Overcoming these silos is often framed as an individual responsibility to broaden one’s perspective and seek out people who are different than you. What are the limits to framing this task of rebuilding collective life as a personal one?

What we do as individuals does matter in a democratic society, but it can’t solely be up to us as individuals to fix these problems. It isn’t enough simply to ask people to talk to other people and try out more challenging conversations, when the circumstances of our everyday lives make these things so unusual and daunting. In doing these things as a researcher, what I learned is that we need change at an infrastructural level.

When we consider contemporary patterns of isolation and separation in the U.S., we have to think about the country’s long history of residential segregation by race and class and other ways people have been set apart from others unlike themselves. These divisions have longstanding policy coordinates and deep institutional roots, so they require institutional attention.

Without serious investment in the kinds of social infrastructures that will put us into more meaningful contact with others with different histories and backgrounds, this proposition to engage in more uncomfortable interactions or challenging encounters will feel too difficult and intimidating for most people.

What are some of the investments or institutional actions that would make the biggest difference?

I think our institutions have a responsibility to create, sustain, maintain, and nurture public spaces—like parks, libraries, trails, sidewalks—where people of different backgrounds can come together and share a social life. These kinds of physical spaces affect how comfortable people are in the company of strangers and whether they’re able to imagine sharing a life with people who are different from them. Organizations like Reimagining the Civic Commons are bringing together civic institutions, both public and private, in many cities around the country to help make that possible.

But our universities and other educational institutions also have a crucial role to play here by encouraging public reflection and sharing essential knowledge, ideally in ways that people outside of academia can also understand and appreciate.

This isn’t the first time the U.S. has been confronted with intense political and ideological division. When looking at the past, what were the ingredients that helped push America toward unity? How might the solutions to today’s divisions look similar, and how might they be distinct?

My book pays attention to how generations of struggle for racial and social justice in the U.S. have depended on the ability of people to organize across deep social divides: how they built alliances, coalitions, and bridges for a more inclusive picture of what this country is and what this country could be. Those legacies matter, and they have a great deal to teach us about what remains possible in this country now.
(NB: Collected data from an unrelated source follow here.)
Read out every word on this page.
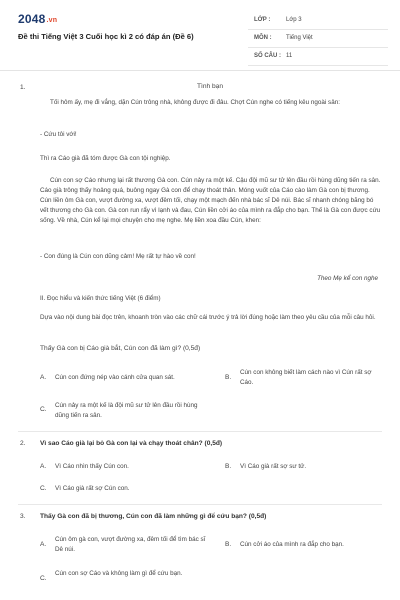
2048.vn
Đề thi Tiếng Việt 3 Cuối học kì 2 có đáp án (Đề 6)
LỚP :	Lớp 3
MÔN : Tiếng Việt
SỐ CÂU : 11
1.	Tình bạn
Tối hôm ấy, mẹ đi vắng, dặn Cún trông nhà, không được đi đâu. Chợt Cún nghe có tiếng kêu ngoài sân:
- Cứu tôi với!
Thì ra Cáo già đã tóm được Gà con tội nghiệp.
Cún con sợ Cáo nhưng lại rất thương Gà con. Cún nảy ra một kế. Cậu đội mũ sư tử lên đầu rồi hùng dũng tiến ra sân. Cáo già trông thấy hoảng quá, buông ngay Gà con để chạy thoát thân. Móng vuốt của Cáo cào làm Gà con bị thương. Cún liền ôm Gà con, vượt đường xa, vượt đêm tối, chạy một mạch đến nhà bác sĩ Dê núi. Bác sĩ nhanh chóng băng bó vết thương cho Gà con. Gà con run rẩy vì lạnh và đau, Cún liền cởi áo của mình ra đắp cho bạn. Thế là Gà con được cứu sống. Về nhà, Cún kể lại mọi chuyện cho mẹ nghe. Mẹ liền xoa đầu Cún, khen:
- Con đúng là Cún con dũng cảm! Mẹ rất tự hào về con!
Theo Mẹ kể con nghe
II. Đọc hiểu và kiến thức tiếng Việt (6 điểm)
Dựa vào nội dung bài đọc trên, khoanh tròn vào các chữ cái trước ý trả lời đúng hoặc làm theo yêu cầu của mỗi câu hỏi.
Thấy Gà con bị Cáo già bắt, Cún con đã làm gì? (0,5đ)
A. Cún con đứng nép vào cánh cửa quan sát.	B.
Cún con không biết làm cách nào vì Cún rất sợ Cáo.
C.
Cún nảy ra một kế là đội mũ sư tử lên đầu rồi hùng dũng tiến ra sân.
2. Vì sao Cáo già lại bỏ Gà con lại và chạy thoát chân? (0,5đ)
A. Vì Cáo nhìn thấy Cún con.	B. Vì Cáo già rất sợ sư tử.
C. Vì Cáo già rất sợ Cún con.
3. Thấy Gà con đã bị thương, Cún con đã làm những gì để cứu bạn? (0,5đ)
A.
Cún ôm gà con, vượt đường xa, đêm tối để tìm bác sĩ Dê núi.
B. Cún cởi áo của mình ra đắp cho bạn.
C.
Cún con sợ Cáo và không làm gì để cứu bạn.
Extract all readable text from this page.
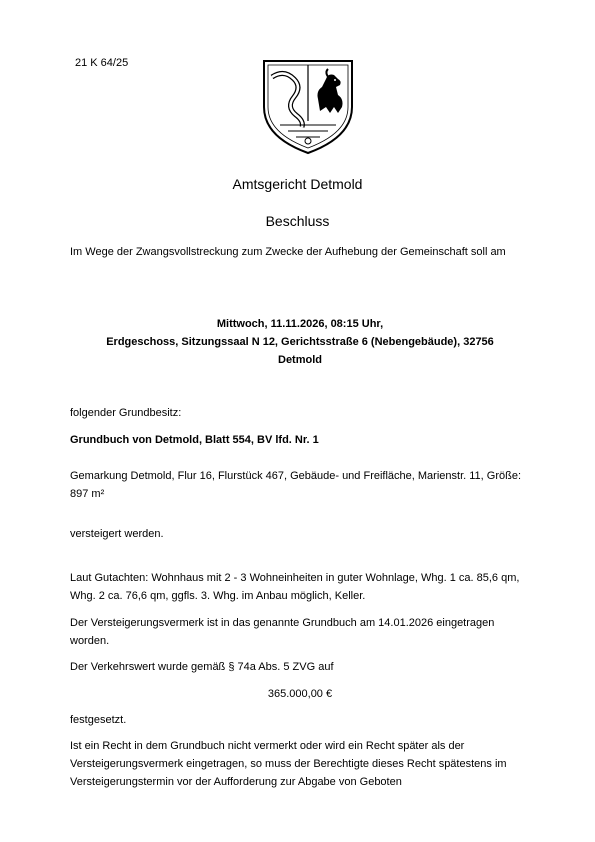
21 K 64/25
Amtsgericht Detmold
Beschluss
Im Wege der Zwangsvollstreckung zum Zwecke der Aufhebung der Gemeinschaft soll am
Mittwoch, 11.11.2026, 08:15 Uhr,
Erdgeschoss, Sitzungssaal N 12, Gerichtsstraße 6 (Nebengebäude), 32756
Detmold
folgender Grundbesitz:
Grundbuch von Detmold, Blatt 554, BV lfd. Nr. 1
Gemarkung Detmold, Flur 16, Flurstück 467, Gebäude- und Freifläche, Marienstr. 11, Größe: 897 m²
versteigert werden.
Laut Gutachten: Wohnhaus mit 2 - 3 Wohneinheiten in guter Wohnlage, Whg. 1 ca. 85,6 qm, Whg. 2 ca. 76,6 qm, ggfls. 3. Whg. im Anbau möglich, Keller.
Der Versteigerungsvermerk ist in das genannte Grundbuch am 14.01.2026 eingetragen worden.
Der Verkehrswert wurde gemäß § 74a Abs. 5 ZVG auf
365.000,00 €
festgesetzt.
Ist ein Recht in dem Grundbuch nicht vermerkt oder wird ein Recht später als der Versteigerungsvermerk eingetragen, so muss der Berechtigte dieses Recht spätestens im Versteigerungstermin vor der Aufforderung zur Abgabe von Geboten
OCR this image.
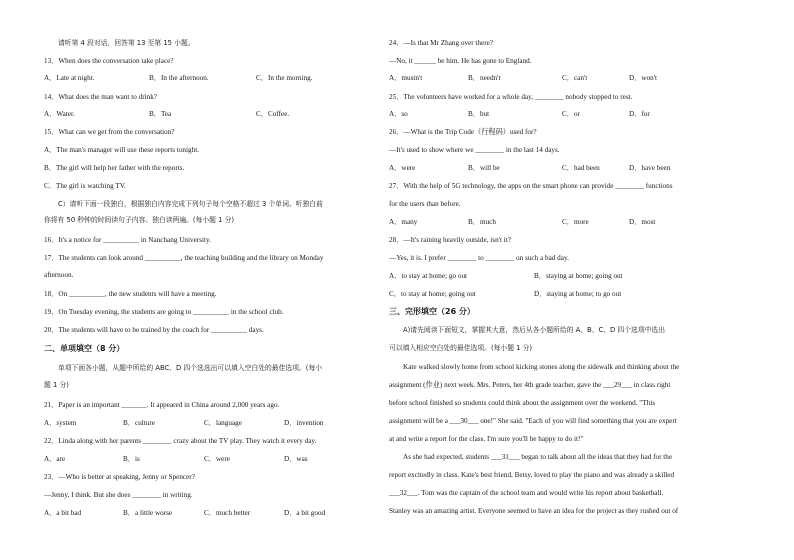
请听第 4 段对话，回答第 13 至第 15 小题。
13．When does the conversation take place?
14．What does the man want to drink?
15．What can we get from the conversation?
A．The man's manager will use these reports tonight.
B．The girl will help her father with the reports.
C．The girl is watching TV.
C）请听下面一段独白，根据独白内容完成下列句子每个空格不超过 3 个单词。听独白前
你将有 50 秒钟的时间读句子内容。独白读两遍。(每小题 1 分)
16．It's a notice for __________ in Nanchang University.
17．The students can look around __________, the teaching building and the library on Monday
afternoon.
18．On __________, the new students will have a meeting.
19．On Tuesday evening, the students are going to __________ in the school club.
20．The students will have to be trained by the coach for __________ days.
二、单项填空（8 分）
单项下面各小题，从题中所给的 ABC、D 四个选选出可以填入空白处的最佳选项。(每小
题 1 分)
21．Paper is an important _______. It appeared in China around 2,000 years ago.
22．Linda along with her parents ________ crazy about the TV play. They watch it every day.
23．—Who is better at speaking, Jenny or Spencer?
—Jenny, I think. But she does ________ in writing.
A．Late at night.	B．In the afternoon.	C．In the morning.
A．Water.	B．Tea	C．Coffee.
A．system	B．culture	C．language	D．invention
A．are	B．is	C．were	D．was
A．a bit bad	B．a little worse	C．much better	D．a bit good
24．—Is that Mr Zhang over there?
—No, it ______ be him. He has gone to England.
25．The volunteers have worked for a whole day, ________ nobody stopped to rest.
26．—What is the Trip Code（行程码）used for?
—It's used to show where we ________ in the last 14 days.
27．With the help of 5G technology, the apps on the smart phone can provide ________ functions
for the users than before.
28．—It's raining heavily outside, isn't it?
—Yes, it is. I prefer ________ to ________ on such a bad day.
三、完形填空（26 分）
A)请先阅读下面短文，掌握其大意，然后从各小题所给的 A、B、C、D 四个选项中选出
可以填入相应空白处的最佳选项。(每小题 1 分)
Kate walked slowly home from school kicking stones along the sidewalk and thinking about the
assignment (作业) next week. Mrs. Peters, her 4th grade teacher, gave the ___29___ in class right
before school finished so students could think about the assignment over the weekend. "This
assignment will be a ___30___ one!" She said. "Each of you will find something that you are expert
at and write a report for the class. I'm sure you'll be happy to do it!"
As she had expected, students ___31___ began to talk about all the ideas that they had for the
report excitedly in class. Kate's best friend, Betsy, loved to play the piano and was already a skilled
___32___. Tom was the captain of the school team and would write his report about basketball.
Stanley was an amazing artist. Everyone seemed to have an idea for the project as they rushed out of
A．mustn't	B．needn't	C．can't	D．won't
A．so	B．but	C．or	D．for
A．were	B．will be	C．had been	D．have been
A．many	B．much	C．more	D．most
A．to stay at home; go out	B．staying at home; going out
C．to stay at home; going out	D．staying at home; to go out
The challenges today are new. Certain contemporary developments in the physical makeup of our lives bring separation down to a really intimate and difficult scale. I think that has something to do with the newly sharpened forms of polarization that we see. But when we think about what it means to wrestle with these new challenges, we can build on these older legacies of organizing, coalition-building, and developing other kinds of alliances in the name of a broader vision of American community.

How can policymakers apply research from your book to their work to help improve the way Americans engage one another?

I think people in positions of power and institutional authority could pay better attention to the everyday circumstances that divide their constituents from each other. They could pay better attention to the forms of isolation that people in their communities experience on a daily basis and think about creating spaces and opportunities to bring people together in more meaningful ways.

If you really want to find ways of reconciling different perspectives on the world, you have to first pay attention to whether the people with those different perspectives are in relationship with each other at all. That’s an important foundation for the kind of reconciliation a lot of people are looking for right now.